Memory vectors for similarity search in high-dimensional spaces
This addresses the computational bottleneck in large-scale similarity search for applications like image retrieval, though it is an incremental improvement on existing indexing methods.
The paper tackles the problem of fast similarity search in high-dimensional vector databases by proposing an indexing architecture using memory units with representative vectors, which significantly speeds up search compared to exhaustive methods without compromising quality, with provable complexity reductions in high dimensions.
We study an indexing architecture to store and search in a database of high-dimensional vectors from the perspective of statistical signal processing and decision theory. This architecture is composed of several memory units, each of which summarizes a fraction of the database by a single representative vector.

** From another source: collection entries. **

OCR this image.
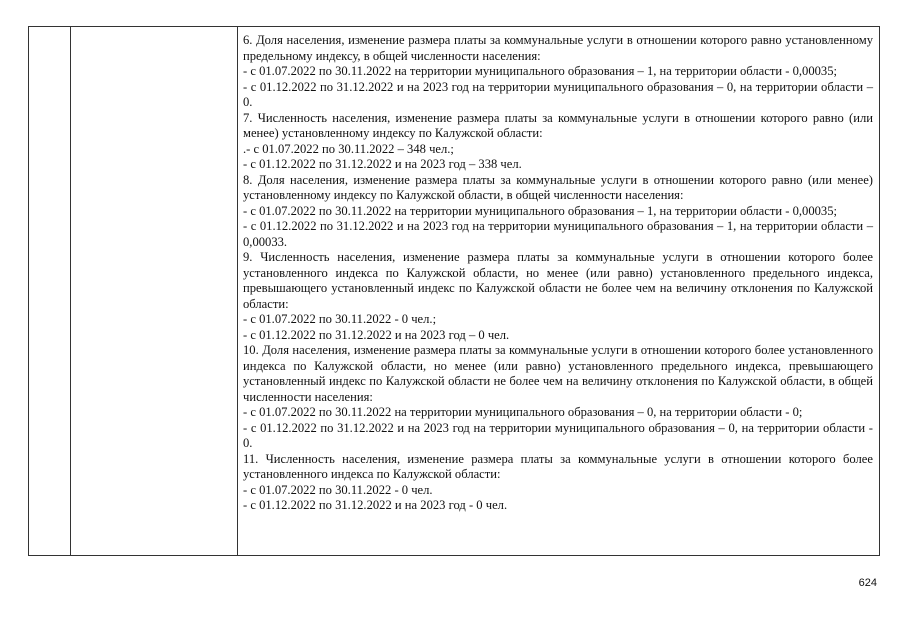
6. Доля населения, изменение размера платы за коммунальные услуги в отношении которого равно установленному предельному индексу, в общей численности населения:

- с 01.07.2022 по 30.11.2022 на территории муниципального образования – 1, на территории области - 0,00035;

- с 01.12.2022 по 31.12.2022 и на 2023 год на территории муниципального образования – 0, на территории области – 0.

7. Численность населения, изменение размера платы за коммунальные услуги в отношении которого равно (или менее) установленному индексу по Калужской области:

.- с 01.07.2022 по 30.11.2022 – 348 чел.;

- с 01.12.2022 по 31.12.2022 и на 2023 год – 338 чел.

8. Доля населения, изменение размера платы за коммунальные услуги в отношении которого равно (или менее) установленному индексу по Калужской области, в общей численности населения:

- с 01.07.2022 по 30.11.2022 на территории муниципального образования – 1, на территории области - 0,00035;

- с 01.12.2022 по 31.12.2022 и на 2023 год на территории муниципального образования – 1, на территории области – 0,00033.

9. Численность населения, изменение размера платы за коммунальные услуги в отношении которого более установленного индекса по Калужской области, но менее (или равно) установленного предельного индекса, превышающего установленный индекс по Калужской области не более чем на величину отклонения по Калужской области:

- с 01.07.2022 по 30.11.2022 - 0 чел.;

- с 01.12.2022 по 31.12.2022 и на 2023 год – 0 чел.

10. Доля населения, изменение размера платы за коммунальные услуги в отношении которого более установленного индекса по Калужской области, но менее (или равно) установленного предельного индекса, превышающего установленный индекс по Калужской области не более чем на величину отклонения по Калужской области, в общей численности населения:

- с 01.07.2022 по 30.11.2022 на территории муниципального образования – 0, на территории области - 0;

- с 01.12.2022 по 31.12.2022 и на 2023 год на территории муниципального образования – 0, на территории области - 0.

11. Численность населения, изменение размера платы за коммунальные услуги в отношении которого более установленного индекса по Калужской области:

- с 01.07.2022 по 30.11.2022 - 0 чел.

- с 01.12.2022 по 31.12.2022 и на 2023 год - 0 чел.

624
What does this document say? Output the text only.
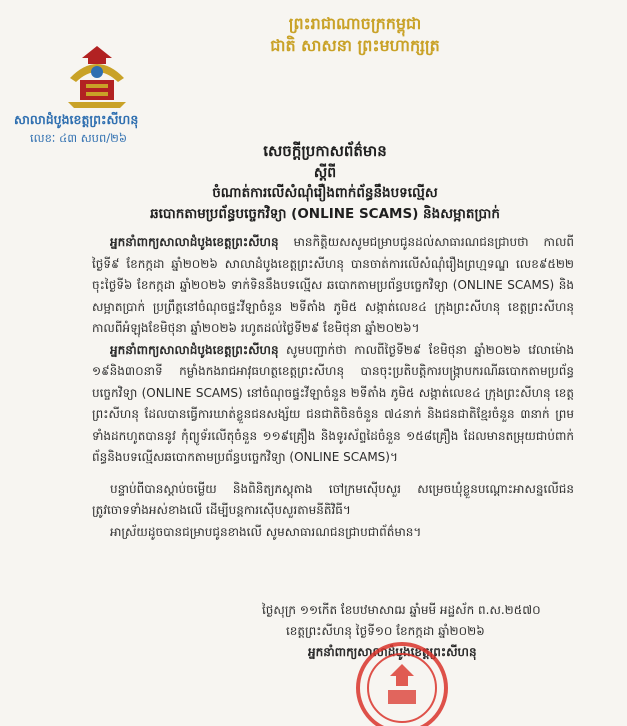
ព្រះរាជាណាចក្រកម្ពុជា
ជាតិ សាសនា ព្រះមហាក្សត្រ
សាលាដំបូងខេត្តព្រះសីហនុ
លេខៈ ៤៣ សបព/២៦
សេចក្តីប្រកាសព័ត៌មាន
ស្តីពី
ចំណាត់ការលើសំណុំរឿងពាក់ព័ន្ធនឹងបទល្មើស
ឆបោកតាមប្រព័ន្ធបច្ចេកវិទ្យា (ONLINE SCAMS) និងសម្អាតប្រាក់

អ្នកនាំពាក្យសាលាដំបូងខេត្តព្រះសីហនុ មានកិត្តិយសសូមជម្រាបជូនដល់សាធារណជនជ្រាបថា កាលពីថ្ងៃទី៩ ខែកក្កដា ឆ្នាំ២០២៦ សាលាដំបូងខេត្តព្រះសីហនុ បានចាត់ការលើសំណុំរឿងព្រហ្មទណ្ឌ លេខ៩៥២២ ចុះថ្ងៃទី៦ ខែកក្កដា ឆ្នាំ២០២៦ ទាក់ទិននឹងបទល្មើស ឆបោកតាមប្រព័ន្ធបច្ចេកវិទ្យា (ONLINE SCAMS) និងសម្អាតប្រាក់ ប្រព្រឹត្តនៅចំណុចផ្ទះវីឡាចំនួន ២ទីតាំង ភូមិ៥ សង្កាត់លេខ៤ ក្រុងព្រះសីហនុ ខេត្តព្រះសីហនុ កាលពីអំឡុងខែមិថុនា ឆ្នាំ២០២៦ រហូតដល់ថ្ងៃទី២៩ ខែមិថុនា ឆ្នាំ២០២៦។

អ្នកនាំពាក្យសាលាដំបូងខេត្តព្រះសីហនុ សូមបញ្ជាក់ថា កាលពីថ្ងៃទី២៩ ខែមិថុនា ឆ្នាំ២០២៦ វេលាម៉ោង ១៩និង៣០នាទី កម្លាំងកងរាជអាវុធហត្ថខេត្តព្រះសីហនុ បានចុះប្រតិបត្តិការបង្ក្រាបករណីឆបោកតាមប្រព័ន្ធបច្ចេកវិទ្យា (ONLINE SCAMS) នៅចំណុចផ្ទះវីឡាចំនួន ២ទីតាំង ភូមិ៥ សង្កាត់លេខ៤ ក្រុងព្រះសីហនុ ខេត្តព្រះសីហនុ ដែលបានធ្វើការឃាត់ខ្លួនជនសង្ស័យ ជនជាតិចិនចំនួន ៧៤នាក់ និងជនជាតិខ្មែរចំនួន ៣នាក់ ព្រមទាំងដកហូតបាននូវ កុំព្យូទ័រលើតុចំនួន ១១៩គ្រឿង និងទូរស័ព្ទដៃចំនួន ១៥៨គ្រឿង ដែលមានតម្រុយជាប់ពាក់ព័ន្ធនិងបទល្មើសឆបោកតាមប្រព័ន្ធបច្ចេកវិទ្យា (ONLINE SCAMS)។

បន្ទាប់ពីបានស្តាប់ចម្លើយ និងពិនិត្យភស្តុតាង ចៅក្រមស៊ើបសួរ សម្រេចឃុំខ្លួនបណ្តោះអាសន្នលើជនត្រូវចោទទាំងអស់ខាងលើ ដើម្បីបន្តការស៊ើបសួរតាមនីតិវិធី។

អាស្រ័យដូចបានជម្រាបជូនខាងលើ សូមសាធារណជនជ្រាបជាព័ត៌មាន។

ថ្ងៃសុក្រ ១១កើត ខែបឋមាសាឍ ឆ្នាំមមី អដ្ឋស័ក ព.ស.២៥៧០
ខេត្តព្រះសីហនុ ថ្ងៃទី១០ ខែកក្កដា ឆ្នាំ២០២៦
អ្នកនាំពាក្យសាលាដំបូងខេត្តព្រះសីហនុ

The potential similarity of the query to one of the vectors stored in the memory unit is gauged by a simple correlation with the memory unit's representative vector. This representative optimizes the test of the following hypothesis: the query is independent from any vector in the memory unit vs. the query is a simple perturbation of one of the stored vectors. Compared to exhaustive search, our approach finds the most similar database vectors significantly faster without a noticeable reduction in search quality. Interestingly, the reduction of complexity is provably better in high-dimensional spaces. We empirically demonstrate its practical interest in a large-scale image search scenario with off-the-shelf state-of-the-art descriptors.